Since this problem was motivated by geography, we’ll be referring to earth’s surface and latitude, longitude measurements frequently. But this is a general problem in spherical geometry, and thus applies to star maps’ ascension/declination measurements. Also, we frequently normalize vectors to speak strictly about the unit sphere, but this is not necessary. One could pick n points in a cube centered at the origin and apply the exact same algorithm to find a plane through the origin lying to one side of all the points.
Also, there is quite a bit of literature that can be found to the effect of “Given n random points on a sphere, what is the probability they all lie in one hemisphere?” Yet, we never found in this largely algebraic literature a deterministic method for doing this test.
Imagine for a moment, we wanted to intersect three Hemispheres. The first and second (say, the Northern \(i\), with the Western \(-j\)) give a quarter of a sphere, a polygon with two edges, one running along the Equator, one up and over the North Pole. This section is the interior of this polygon, and every single point in the interior and on the boundary satisfy (3) for both hemispheres. Every single point is orthogonal or less than orthogonal to both the North Pole and the “West” Pole \((0^{\circ}, -90^{\circ})\).
Now suppose we are tossing in the third Hemisphere as well. There are three possibilities:
- The entire polygon is contained by the third Hemisphere. Ex: \(\vec{p} = (45^{\circ}, -90^{\circ})\)
- None of the polygon is contained by the third Hemisphere. Ex: \(\vec{p} = (-45^{\circ}, 90^{\circ})\). Note that the two antipodal points of the polygon are in this case, still included, but as n grows, the polygon shrinks, and this becomes a likely possibility.
- Part of the polygon is contained by the third Hemisphere, producing a new polygon with one extra edge and one extra vertex. Ex: \(\vec{p} = (0^{\circ}, 0^{\circ})\)
In any case, the polygon starts out as a Hemisphere (\(1\)-gon), then slowly gets chipped away as edges are added. As the polygon shrinks, it becomes more and more likely that the next Hemisphere addition won’t include any of the polygon at all. This means that no hemisphere can contain every point.
A very important note is that the way we are constructing this polygon makes it convex. Take any edge and extend it past its vertices and the entire polygon will lie to one side of this line, by definition. Regardless of how many \(n\) points are added, the resulting \(n\)-gon will be convex.
The resulting polygon’s interior consists of all the points that are less than orthogonal to every single starting point. Points along the edge are exactly orthogonal to exactly one starting point and less than orthogonal to the rest. The vertices are exactly orthogonal to exactly two starting points and less than orthogonal to the rest.

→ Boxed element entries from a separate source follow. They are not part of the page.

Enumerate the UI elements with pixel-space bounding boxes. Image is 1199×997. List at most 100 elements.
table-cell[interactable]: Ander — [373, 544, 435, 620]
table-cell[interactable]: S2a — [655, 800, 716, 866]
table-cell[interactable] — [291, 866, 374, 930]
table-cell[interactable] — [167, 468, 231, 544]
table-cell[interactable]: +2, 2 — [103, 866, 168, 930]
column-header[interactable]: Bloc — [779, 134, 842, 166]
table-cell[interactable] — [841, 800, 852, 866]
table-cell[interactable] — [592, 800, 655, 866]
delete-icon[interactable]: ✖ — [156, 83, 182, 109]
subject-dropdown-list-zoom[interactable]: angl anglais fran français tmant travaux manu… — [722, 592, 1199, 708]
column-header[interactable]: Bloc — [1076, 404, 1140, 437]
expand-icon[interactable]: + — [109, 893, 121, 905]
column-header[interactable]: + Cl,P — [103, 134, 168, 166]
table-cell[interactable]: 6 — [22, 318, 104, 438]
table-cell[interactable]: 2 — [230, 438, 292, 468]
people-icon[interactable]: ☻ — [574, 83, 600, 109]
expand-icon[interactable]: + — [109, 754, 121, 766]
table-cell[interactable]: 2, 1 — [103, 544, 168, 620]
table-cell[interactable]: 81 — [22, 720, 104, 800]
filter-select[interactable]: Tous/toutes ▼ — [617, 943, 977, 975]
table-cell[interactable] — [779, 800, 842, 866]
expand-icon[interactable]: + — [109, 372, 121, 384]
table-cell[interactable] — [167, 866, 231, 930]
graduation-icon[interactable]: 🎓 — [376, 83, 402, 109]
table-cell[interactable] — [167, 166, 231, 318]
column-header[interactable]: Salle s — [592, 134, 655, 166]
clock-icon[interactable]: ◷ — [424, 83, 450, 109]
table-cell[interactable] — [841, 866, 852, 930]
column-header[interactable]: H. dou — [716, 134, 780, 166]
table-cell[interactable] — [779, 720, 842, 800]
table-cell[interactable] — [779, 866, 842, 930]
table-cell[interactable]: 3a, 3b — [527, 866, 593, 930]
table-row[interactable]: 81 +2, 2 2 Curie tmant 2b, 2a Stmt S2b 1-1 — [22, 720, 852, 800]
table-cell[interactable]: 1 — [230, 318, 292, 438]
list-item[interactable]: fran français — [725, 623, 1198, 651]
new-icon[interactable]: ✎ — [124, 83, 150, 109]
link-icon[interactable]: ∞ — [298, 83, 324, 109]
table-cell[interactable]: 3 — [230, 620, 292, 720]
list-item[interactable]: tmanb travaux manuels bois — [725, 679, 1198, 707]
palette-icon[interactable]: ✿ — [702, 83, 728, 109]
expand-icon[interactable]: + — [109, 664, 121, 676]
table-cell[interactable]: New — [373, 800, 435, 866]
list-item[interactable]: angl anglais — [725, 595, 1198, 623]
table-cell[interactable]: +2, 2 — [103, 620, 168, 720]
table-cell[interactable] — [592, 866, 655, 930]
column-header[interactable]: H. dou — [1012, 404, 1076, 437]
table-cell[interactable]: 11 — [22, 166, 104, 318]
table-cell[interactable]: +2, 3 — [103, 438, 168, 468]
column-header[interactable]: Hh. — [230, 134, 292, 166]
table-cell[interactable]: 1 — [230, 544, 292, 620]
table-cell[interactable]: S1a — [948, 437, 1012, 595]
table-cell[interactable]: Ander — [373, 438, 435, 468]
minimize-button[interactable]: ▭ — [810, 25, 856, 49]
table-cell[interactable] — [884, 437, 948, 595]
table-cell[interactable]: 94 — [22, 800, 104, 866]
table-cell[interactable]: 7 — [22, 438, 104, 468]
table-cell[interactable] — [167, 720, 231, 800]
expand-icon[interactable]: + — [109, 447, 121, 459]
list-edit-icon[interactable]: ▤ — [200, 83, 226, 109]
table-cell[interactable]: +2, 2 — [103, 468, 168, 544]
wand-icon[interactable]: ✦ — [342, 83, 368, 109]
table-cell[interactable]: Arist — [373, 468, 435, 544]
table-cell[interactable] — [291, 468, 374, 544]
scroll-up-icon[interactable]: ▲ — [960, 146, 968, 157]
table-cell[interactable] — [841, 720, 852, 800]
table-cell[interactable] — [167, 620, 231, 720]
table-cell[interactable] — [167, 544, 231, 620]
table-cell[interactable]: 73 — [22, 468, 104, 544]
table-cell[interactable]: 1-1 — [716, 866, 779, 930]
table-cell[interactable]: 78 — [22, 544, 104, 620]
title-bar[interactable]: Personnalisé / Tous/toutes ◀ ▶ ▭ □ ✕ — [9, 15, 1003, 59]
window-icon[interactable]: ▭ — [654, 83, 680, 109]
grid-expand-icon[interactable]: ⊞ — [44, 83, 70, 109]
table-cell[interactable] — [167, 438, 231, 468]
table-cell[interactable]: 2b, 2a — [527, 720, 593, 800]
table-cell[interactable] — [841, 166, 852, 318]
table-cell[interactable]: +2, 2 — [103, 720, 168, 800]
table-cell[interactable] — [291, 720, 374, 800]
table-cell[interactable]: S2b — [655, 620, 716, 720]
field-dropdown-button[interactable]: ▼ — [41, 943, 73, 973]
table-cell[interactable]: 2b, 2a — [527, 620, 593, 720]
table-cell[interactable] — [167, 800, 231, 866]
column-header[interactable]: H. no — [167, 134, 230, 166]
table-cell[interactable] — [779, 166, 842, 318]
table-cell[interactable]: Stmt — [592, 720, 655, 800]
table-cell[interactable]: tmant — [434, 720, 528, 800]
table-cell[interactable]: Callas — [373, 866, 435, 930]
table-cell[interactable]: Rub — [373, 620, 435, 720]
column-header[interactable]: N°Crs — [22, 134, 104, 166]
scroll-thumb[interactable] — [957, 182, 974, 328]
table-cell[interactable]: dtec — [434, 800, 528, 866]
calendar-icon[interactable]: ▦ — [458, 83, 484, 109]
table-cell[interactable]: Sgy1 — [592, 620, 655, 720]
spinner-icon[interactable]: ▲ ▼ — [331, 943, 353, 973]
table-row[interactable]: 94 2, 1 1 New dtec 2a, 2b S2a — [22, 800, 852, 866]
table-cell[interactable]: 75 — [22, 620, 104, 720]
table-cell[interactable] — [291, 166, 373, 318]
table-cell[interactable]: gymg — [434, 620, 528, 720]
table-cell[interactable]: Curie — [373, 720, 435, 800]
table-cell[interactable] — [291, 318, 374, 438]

Therefore the polygon can best be interpreted as the set of all possible points through which a pole can be drawn defining a new Hemisphere containing every single starting point. If it is a large \(n\)-gon, then the starting points were probably clustered close together and the resulting polygon resembles a circle. If the “polygon” is a single point, then three or more starting points lie on the same Great Circle, and there is only one Hemisphere that can contain them all. If the “polygon” was reduced to nothing, then the points do not lie in the same Hemisphere, regardless of where the pole is placed.
The key to converting this into an effective algorithm is taking the following as a theorem: The intersection of \(n\) Hemispheres takes the form of a polygon of degree \(\le n\) whose interior points represent every possible pole whose Hemisphere can contain all the starting points. Now, we can actually go through and very carefully construct this polygon by adding each point one at a time. But fortunately, we don’t have to.

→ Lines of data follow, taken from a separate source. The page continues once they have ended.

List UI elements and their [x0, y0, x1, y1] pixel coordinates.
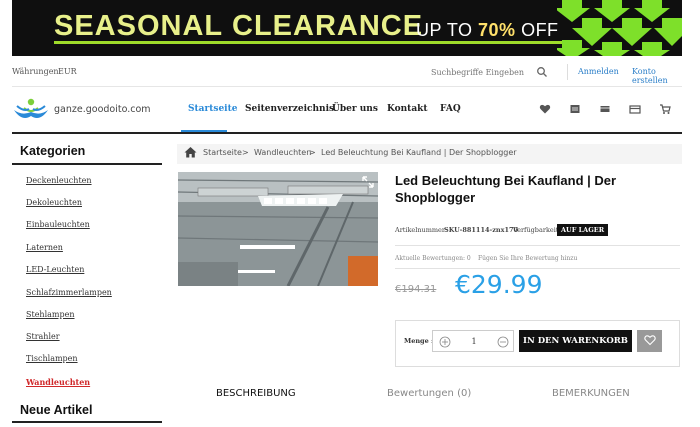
- register-link[interactable]: Konto erstellen: [632, 67, 682, 85]
- tab-beschreibung[interactable]: BESCHREIBUNG: [216, 388, 296, 399]
- heart-icon: [643, 334, 656, 345]
- minus-icon[interactable]: [497, 336, 509, 348]
- down-arrows-graphic: [557, 0, 682, 56]
- nav-item-faq[interactable]: FAQ: [440, 104, 461, 114]
- breadcrumb-wandleuchten[interactable]: Wandleuchten: [254, 148, 311, 157]
- card-icon[interactable]: [629, 103, 641, 115]
- list-icon[interactable]: [569, 103, 581, 115]
- category-dekoleuchten[interactable]: Dekoleuchten: [26, 198, 82, 207]
- quantity-stepper: [432, 330, 514, 352]
- current-price: €29.99: [455, 270, 543, 299]
- compare-icon[interactable]: [599, 103, 611, 115]
- expand-icon[interactable]: [362, 176, 374, 188]
- breadcrumb-current: Led Beleuchtung Bei Kaufland | Der Shopb…: [321, 148, 517, 157]
- breadcrumb-separator: >: [309, 148, 316, 157]
- new-articles-title: Neue Artikel: [20, 403, 93, 417]
- banner-word-clearance: CLEARANCE: [232, 10, 424, 42]
- banner-offer: UP TO 70% OFF: [416, 20, 559, 41]
- info-divider: [395, 268, 680, 269]
- product-title: Led Beleuchtung Bei Kaufland | Der Shopb…: [395, 173, 617, 205]
- sku-value: SKU-881114-znx170: [444, 226, 519, 234]
- category-tischlampen[interactable]: Tischlampen: [26, 354, 78, 363]
- category-einbauleuchten[interactable]: Einbauleuchten: [26, 220, 90, 229]
- reviews-count: Aktuelle Bewertungen: 0: [395, 255, 471, 262]
- search-icon[interactable]: [536, 66, 548, 78]
- banner-offer-suffix: OFF: [515, 20, 559, 40]
- topbar-divider: [567, 64, 568, 80]
- new-articles-underline: [12, 421, 162, 423]
- nav-item-seitenverzeichnis[interactable]: Seitenverzeichnis: [245, 104, 334, 114]
- login-link[interactable]: Anmelden: [578, 67, 619, 76]
- logo-text: ganze.goodoito.com: [54, 104, 151, 115]
- banner-offer-pct: 70%: [478, 20, 516, 40]
- plus-icon[interactable]: [439, 336, 451, 348]
- nav-item-kontakt[interactable]: Kontakt: [387, 104, 428, 114]
- nav-item-startseite[interactable]: Startseite: [188, 104, 237, 114]
- wishlist-button[interactable]: [637, 330, 662, 352]
- category-led-leuchten[interactable]: LED-Leuchten: [26, 265, 84, 274]
- availability-label: Verfügbarkeit:: [513, 226, 561, 234]
- topbar-divider-line: [12, 86, 682, 87]
- tab-bemerkungen[interactable]: BEMERKUNGEN: [552, 388, 630, 399]
- nav-item-ueber-uns[interactable]: Über uns: [332, 104, 378, 114]
- stock-badge: AUF LAGER: [557, 224, 609, 236]
- cart-icon[interactable]: [659, 103, 671, 115]
- sku-label: Artikelnummer:: [395, 226, 448, 234]
- banner-word-seasonal: SEASONAL: [54, 10, 224, 42]
- category-stehlampen[interactable]: Stehlampen: [26, 310, 75, 319]
- currency-selector[interactable]: EUR: [58, 67, 77, 76]
- category-wandleuchten[interactable]: Wandleuchten: [26, 377, 90, 387]
- quantity-input[interactable]: [463, 331, 485, 351]
- add-review-link[interactable]: Fügen Sie Ihre Bewertung hinzu: [478, 255, 577, 262]
- breadcrumb-startseite[interactable]: Startseite: [203, 148, 242, 157]
- info-divider: [395, 245, 680, 246]
- old-price: €194.31: [395, 284, 437, 295]
- breadcrumb-separator: >: [242, 148, 249, 157]
- clearance-banner[interactable]: SEASONAL CLEARANCE UP TO 70% OFF: [12, 0, 682, 56]
- banner-underline: [54, 41, 564, 44]
- currency-label: Währungen:: [12, 67, 62, 76]
- home-icon[interactable]: [184, 146, 197, 158]
- heart-icon[interactable]: [539, 103, 551, 115]
- add-to-cart-button[interactable]: IN DEN WARENKORB: [519, 330, 632, 352]
- banner-offer-prefix: UP TO: [416, 20, 479, 40]
- categories-title-underline: [12, 163, 162, 165]
- category-strahler[interactable]: Strahler: [26, 332, 60, 341]
- top-bar: Währungen: EUR Anmelden Konto erstellen: [12, 62, 682, 85]
- tab-bewertungen[interactable]: Bewertungen (0): [387, 388, 471, 399]
- categories-title: Kategorien: [20, 144, 86, 158]
- product-image[interactable]: [178, 172, 378, 286]
- category-schlafzimmerlampen[interactable]: Schlafzimmerlampen: [26, 288, 112, 297]
- logo-icon: [14, 98, 48, 118]
- site-logo[interactable]: ganze.goodoito.com: [12, 96, 162, 122]
- product-photo-warehouse: [178, 172, 378, 286]
- category-laternen[interactable]: Laternen: [26, 243, 63, 252]
- category-deckenleuchten[interactable]: Deckenleuchten: [26, 176, 92, 185]
- header-divider: [12, 132, 682, 134]
- quantity-label: Menge :: [404, 337, 434, 345]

Earlier, we observed that (6) two Hemispheres intersect at two antipodal points given by the positive and negative cross products of their poles. Since every vertex of the resulting polygon is the intersection of two Hemispheres, then every single vertex is either the positive or negative cross product of some pair of starting points.

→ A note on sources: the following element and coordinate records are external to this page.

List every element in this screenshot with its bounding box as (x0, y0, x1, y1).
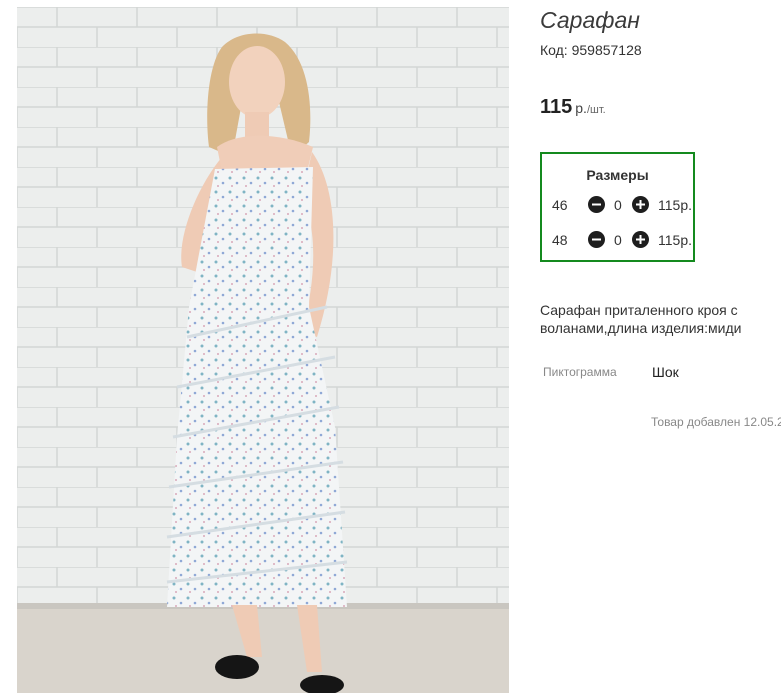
product-page: Сарафан Код: 959857128 115 р./шт. Размеры… (0, 0, 781, 693)
added-date: Товар добавлен 12.05.2 (651, 415, 781, 429)
increase-quantity-button[interactable] (632, 196, 649, 213)
price: 115 р./шт. (540, 96, 606, 119)
product-description: Сарафан приталенного кроя с воланами,дли… (540, 302, 742, 336)
price-currency: р. (575, 100, 587, 116)
decrease-quantity-button[interactable] (588, 231, 605, 248)
size-price: 115р. (658, 197, 692, 213)
product-code: Код: 959857128 (540, 42, 642, 58)
quantity-value[interactable]: 0 (614, 197, 622, 213)
product-photo[interactable] (17, 7, 509, 693)
product-photo-illustration (17, 7, 509, 693)
price-value: 115 (540, 96, 573, 118)
plus-icon (636, 200, 645, 209)
size-price: 115р. (658, 232, 692, 248)
sizes-panel: Размеры 46 0 115р. 48 0 115р. (540, 152, 695, 262)
minus-icon (592, 238, 601, 241)
minus-icon (592, 203, 601, 206)
sizes-title: Размеры (586, 167, 649, 183)
attribute-name: Пиктограмма (543, 365, 617, 379)
attribute-value: Шок (652, 364, 679, 380)
decrease-quantity-button[interactable] (588, 196, 605, 213)
size-label: 46 (552, 197, 568, 213)
price-unit: /шт. (586, 104, 606, 116)
increase-quantity-button[interactable] (632, 231, 649, 248)
plus-icon (636, 235, 645, 244)
product-title: Сарафан (540, 7, 640, 33)
size-label: 48 (552, 232, 568, 248)
quantity-value[interactable]: 0 (614, 232, 622, 248)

For \(n\) points, there are \(n(n-1)\) pairs of points. Our polygon is a subset of these points, but which subset? Well, every vertex must be orthogonal or less than orthogonal to every starting point. So, (a) generate a list of every pairwise cross product and (b) check that cross product against every other starting point. If it is orthogonal or less than orthogonal to every single starting point, then it must be in the final polygon.
Is it an interior, edge, or vertex point? For our purposes, it doesn’t really matter. What matters is whether there are any or not. If there aren’t, then the answer to our big question is no, these \(n\) points do not lie in a hemisphere. If there are, then the answer is yes. A followup question might be how to define this hemisphere. Any of the resulting points will work. Because the figure is convex, you can even take the geometric center of these points and project them back on the unit sphere to get a “central” pole.